Reputation: 1772
I need to write Java code for encrypting a string using AES (Rijndael).
There is an already working C# code that does this same encryption for the same purpose.
The C# code:
RijndaelManaged rijndaelCipher = new RijndaelManaged();
rijndaelCipher.KeySize = 256;
rijndaelCipher.BlockSize = 256;
rijndaelCipher.Mode = CipherMode.CBC;
rijndaelCipher.Padding = PaddingMode.PKCS7;
byte[] pwdBytes = System.Text.Encoding.UTF8.GetBytes(password); // password is 32 bytes long
byte[] keyBytes = new byte[32];
System.Array.Copy(pwdBytes, keyBytes, 32);
rijndaelCipher.Key = keyBytes;
rijndaelCipher.IV = keyBytes;
ICryptoTransform transform = rijndaelCipher.CreateEncryptor();
The Java code I came up with:
byte[] sessionKey = SENDER_KEY.getBytes(StandardCharsets.UTF_8);
byte[] iv = SENDER_KEY.getBytes(StandardCharsets.UTF_8) ;
Cipher cipher = Cipher.getInstance("AES/CBC/PKCS5Padding");
IvParameterSpec ivParameterSpec = new IvParameterSpec(iv);
SecretKeySpec secretKeySpec = new SecretKeySpec(sessionKey, "AES");
cipher.init(Cipher.ENCRYPT_MODE, secretKeySpec, ivParameterSpec);
byte[] cipheredText = cipher.doFinal(stringedXmlForSending.getBytes());
When I execute the Java code I get the exception: java.security.InvalidAlgorithmParameterException: Wrong IV length: must be 16 bytes long
Is it true that I cannot write in Java Rijndael encryption which is using 32 bytes keys?
Another difference is that padding in the C# is PKCS7 while in Java there is PKCS5. Will it still work?
Upvotes: 2
Views: 2791
Reputation: 406
I struggled significantly to get this working due to the padding issue.
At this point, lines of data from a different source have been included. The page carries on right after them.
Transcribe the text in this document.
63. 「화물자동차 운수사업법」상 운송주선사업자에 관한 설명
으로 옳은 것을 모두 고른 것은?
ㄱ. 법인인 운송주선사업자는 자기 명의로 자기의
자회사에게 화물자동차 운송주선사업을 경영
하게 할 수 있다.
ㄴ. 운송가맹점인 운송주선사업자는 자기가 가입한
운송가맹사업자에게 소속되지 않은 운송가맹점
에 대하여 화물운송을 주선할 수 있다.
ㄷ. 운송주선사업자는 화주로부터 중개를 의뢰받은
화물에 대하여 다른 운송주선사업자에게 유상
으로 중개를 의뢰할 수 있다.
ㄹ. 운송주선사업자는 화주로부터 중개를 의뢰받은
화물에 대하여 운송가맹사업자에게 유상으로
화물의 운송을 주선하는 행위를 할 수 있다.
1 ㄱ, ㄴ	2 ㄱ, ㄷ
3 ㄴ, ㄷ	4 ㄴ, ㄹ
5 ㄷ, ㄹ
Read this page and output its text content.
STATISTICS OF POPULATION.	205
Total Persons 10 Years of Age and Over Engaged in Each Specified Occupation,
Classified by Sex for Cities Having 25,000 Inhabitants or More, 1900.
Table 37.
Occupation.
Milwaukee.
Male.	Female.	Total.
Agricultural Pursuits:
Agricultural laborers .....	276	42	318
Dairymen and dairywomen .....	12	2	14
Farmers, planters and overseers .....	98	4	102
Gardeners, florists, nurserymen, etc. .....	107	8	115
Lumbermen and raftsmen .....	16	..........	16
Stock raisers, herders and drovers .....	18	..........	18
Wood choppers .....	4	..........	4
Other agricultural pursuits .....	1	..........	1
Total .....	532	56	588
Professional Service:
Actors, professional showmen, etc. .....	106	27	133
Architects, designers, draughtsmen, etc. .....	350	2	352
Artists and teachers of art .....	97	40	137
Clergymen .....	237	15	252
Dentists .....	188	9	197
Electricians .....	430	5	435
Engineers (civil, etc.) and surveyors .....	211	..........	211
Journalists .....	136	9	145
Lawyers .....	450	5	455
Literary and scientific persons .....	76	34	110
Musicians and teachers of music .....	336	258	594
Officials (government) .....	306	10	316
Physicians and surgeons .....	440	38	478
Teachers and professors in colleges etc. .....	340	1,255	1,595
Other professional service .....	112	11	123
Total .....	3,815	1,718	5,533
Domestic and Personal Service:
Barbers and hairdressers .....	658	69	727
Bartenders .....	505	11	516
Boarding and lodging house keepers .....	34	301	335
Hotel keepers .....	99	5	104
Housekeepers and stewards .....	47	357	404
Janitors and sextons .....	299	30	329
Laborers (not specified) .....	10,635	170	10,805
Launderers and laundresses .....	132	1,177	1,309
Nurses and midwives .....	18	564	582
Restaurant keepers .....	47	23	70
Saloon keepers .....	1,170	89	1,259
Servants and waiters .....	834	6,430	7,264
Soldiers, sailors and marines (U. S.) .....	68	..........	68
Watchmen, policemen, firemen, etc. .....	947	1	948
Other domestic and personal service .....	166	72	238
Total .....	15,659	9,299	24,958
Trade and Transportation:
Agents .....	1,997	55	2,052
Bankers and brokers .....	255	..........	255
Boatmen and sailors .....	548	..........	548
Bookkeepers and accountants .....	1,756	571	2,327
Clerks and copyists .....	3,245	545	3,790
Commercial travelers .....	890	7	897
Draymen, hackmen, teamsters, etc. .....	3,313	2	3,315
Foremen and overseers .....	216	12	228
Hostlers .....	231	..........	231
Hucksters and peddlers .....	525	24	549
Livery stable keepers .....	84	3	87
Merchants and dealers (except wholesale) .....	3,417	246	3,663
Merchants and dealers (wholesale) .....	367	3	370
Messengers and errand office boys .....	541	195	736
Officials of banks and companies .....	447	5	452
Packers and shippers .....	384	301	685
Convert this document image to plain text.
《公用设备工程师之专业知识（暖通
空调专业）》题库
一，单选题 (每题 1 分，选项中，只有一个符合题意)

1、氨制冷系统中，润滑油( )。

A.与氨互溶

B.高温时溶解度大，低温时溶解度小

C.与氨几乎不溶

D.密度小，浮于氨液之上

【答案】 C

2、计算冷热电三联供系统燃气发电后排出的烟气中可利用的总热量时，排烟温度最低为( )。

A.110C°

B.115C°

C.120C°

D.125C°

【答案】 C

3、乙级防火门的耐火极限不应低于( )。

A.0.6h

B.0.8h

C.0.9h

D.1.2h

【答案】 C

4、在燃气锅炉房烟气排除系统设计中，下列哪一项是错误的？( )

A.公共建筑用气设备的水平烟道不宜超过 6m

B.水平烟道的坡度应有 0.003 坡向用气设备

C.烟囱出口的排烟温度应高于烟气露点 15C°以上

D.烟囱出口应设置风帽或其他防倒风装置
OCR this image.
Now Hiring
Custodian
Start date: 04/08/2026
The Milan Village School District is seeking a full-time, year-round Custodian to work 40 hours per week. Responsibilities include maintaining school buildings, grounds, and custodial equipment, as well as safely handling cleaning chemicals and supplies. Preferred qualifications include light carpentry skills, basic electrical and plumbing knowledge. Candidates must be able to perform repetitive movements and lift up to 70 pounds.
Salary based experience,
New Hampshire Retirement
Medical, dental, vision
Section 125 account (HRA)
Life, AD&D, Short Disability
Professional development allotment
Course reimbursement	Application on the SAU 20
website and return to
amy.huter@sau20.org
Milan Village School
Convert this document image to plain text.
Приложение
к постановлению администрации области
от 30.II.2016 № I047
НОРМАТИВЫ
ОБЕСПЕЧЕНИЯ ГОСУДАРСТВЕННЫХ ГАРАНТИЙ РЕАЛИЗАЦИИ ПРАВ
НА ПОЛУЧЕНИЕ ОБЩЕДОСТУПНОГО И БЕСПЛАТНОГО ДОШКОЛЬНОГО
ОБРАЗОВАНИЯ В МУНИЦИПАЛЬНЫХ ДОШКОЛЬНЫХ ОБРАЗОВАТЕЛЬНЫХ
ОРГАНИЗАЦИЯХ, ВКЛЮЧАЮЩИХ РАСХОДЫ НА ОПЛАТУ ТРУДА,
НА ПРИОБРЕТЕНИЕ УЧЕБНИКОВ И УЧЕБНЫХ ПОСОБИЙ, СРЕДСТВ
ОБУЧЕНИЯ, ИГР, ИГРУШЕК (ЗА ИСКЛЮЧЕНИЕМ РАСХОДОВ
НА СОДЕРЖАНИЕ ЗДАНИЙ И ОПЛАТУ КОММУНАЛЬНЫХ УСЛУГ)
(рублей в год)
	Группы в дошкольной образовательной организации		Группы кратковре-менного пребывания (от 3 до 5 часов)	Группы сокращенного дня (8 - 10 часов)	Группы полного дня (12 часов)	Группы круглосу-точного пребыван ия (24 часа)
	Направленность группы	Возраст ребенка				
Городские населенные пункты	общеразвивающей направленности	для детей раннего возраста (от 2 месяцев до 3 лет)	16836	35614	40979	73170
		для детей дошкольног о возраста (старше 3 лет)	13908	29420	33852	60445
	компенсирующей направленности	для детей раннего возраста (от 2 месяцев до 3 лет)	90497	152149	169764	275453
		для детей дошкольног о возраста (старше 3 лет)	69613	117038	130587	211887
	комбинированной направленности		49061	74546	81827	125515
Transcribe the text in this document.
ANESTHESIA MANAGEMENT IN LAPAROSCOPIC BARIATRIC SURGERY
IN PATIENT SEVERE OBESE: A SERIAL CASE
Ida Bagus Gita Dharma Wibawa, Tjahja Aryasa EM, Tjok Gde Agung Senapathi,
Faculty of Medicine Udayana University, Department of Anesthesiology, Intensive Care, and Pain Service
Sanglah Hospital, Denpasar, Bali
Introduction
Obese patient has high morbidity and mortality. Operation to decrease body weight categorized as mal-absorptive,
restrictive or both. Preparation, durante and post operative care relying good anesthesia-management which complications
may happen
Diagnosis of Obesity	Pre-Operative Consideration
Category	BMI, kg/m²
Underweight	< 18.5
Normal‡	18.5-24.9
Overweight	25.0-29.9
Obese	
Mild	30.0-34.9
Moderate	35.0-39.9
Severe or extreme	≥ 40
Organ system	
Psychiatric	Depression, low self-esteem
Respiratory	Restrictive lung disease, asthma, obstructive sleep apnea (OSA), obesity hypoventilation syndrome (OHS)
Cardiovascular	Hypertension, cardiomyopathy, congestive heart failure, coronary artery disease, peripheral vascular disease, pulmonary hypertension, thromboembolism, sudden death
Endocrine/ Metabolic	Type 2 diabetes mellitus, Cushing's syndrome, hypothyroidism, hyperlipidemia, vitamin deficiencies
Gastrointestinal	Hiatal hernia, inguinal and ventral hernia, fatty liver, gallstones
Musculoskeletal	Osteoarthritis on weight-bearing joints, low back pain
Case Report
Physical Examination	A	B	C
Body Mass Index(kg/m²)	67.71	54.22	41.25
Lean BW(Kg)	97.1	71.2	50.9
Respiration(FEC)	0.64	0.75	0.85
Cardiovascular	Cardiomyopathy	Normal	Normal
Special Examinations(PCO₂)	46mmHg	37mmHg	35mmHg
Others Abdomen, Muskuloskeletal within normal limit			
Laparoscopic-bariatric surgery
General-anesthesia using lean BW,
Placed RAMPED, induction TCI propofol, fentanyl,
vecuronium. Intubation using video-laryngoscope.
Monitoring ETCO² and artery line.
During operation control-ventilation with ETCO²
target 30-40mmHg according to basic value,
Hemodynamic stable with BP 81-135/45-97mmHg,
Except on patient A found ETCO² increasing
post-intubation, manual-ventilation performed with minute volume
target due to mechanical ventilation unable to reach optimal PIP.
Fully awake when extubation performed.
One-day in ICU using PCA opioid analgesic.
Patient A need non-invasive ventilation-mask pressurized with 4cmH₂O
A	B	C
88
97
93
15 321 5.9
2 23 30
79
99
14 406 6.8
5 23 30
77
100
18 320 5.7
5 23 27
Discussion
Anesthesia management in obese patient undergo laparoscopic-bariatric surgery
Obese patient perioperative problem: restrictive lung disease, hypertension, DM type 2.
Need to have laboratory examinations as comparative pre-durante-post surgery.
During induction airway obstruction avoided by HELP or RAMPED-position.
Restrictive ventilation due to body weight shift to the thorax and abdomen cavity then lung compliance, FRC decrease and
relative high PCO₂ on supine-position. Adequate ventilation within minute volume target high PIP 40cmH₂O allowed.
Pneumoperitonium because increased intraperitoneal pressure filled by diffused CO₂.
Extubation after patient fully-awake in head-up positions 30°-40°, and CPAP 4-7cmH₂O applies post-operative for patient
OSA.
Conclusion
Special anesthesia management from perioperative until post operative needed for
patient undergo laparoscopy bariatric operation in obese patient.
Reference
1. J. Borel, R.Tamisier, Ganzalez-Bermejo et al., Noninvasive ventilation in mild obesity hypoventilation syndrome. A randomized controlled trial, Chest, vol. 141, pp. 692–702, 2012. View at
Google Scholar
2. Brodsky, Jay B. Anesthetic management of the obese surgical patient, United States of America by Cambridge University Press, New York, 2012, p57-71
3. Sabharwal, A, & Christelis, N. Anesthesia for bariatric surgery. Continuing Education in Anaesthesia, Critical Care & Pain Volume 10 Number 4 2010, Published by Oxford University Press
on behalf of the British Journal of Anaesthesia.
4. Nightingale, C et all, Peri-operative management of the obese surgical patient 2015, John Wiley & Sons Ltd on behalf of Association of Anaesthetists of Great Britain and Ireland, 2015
By theory PKCS#5 from java should match PKCS#7 padding from .Net . When I looked deeper into the issue I found that there is an issue with Base64 encoder. Java has different library to encode byte into base64. By default java uses Base64 from java.util
and it gives padding issue. When I used the different library to achieve this purpose I could get the desired library.
org.apache.commons.codec.binary.Base64.encodeBase64String (byte[] encryptedtext)
Upvotes: 0
Reputation: 61902
The basic Java Cryptographic Extensions only provide AES implementations which is compatible with Rijndael at 128-bit block size. You should use 128-bit BlockSize
so that you are compatible with most implementations which implement AES. If you do then the padding is no problem, since PKCS#5 is the same as PKCS#7 padding in AES.
It's important to note that AES is standardized which Rijndael isn't.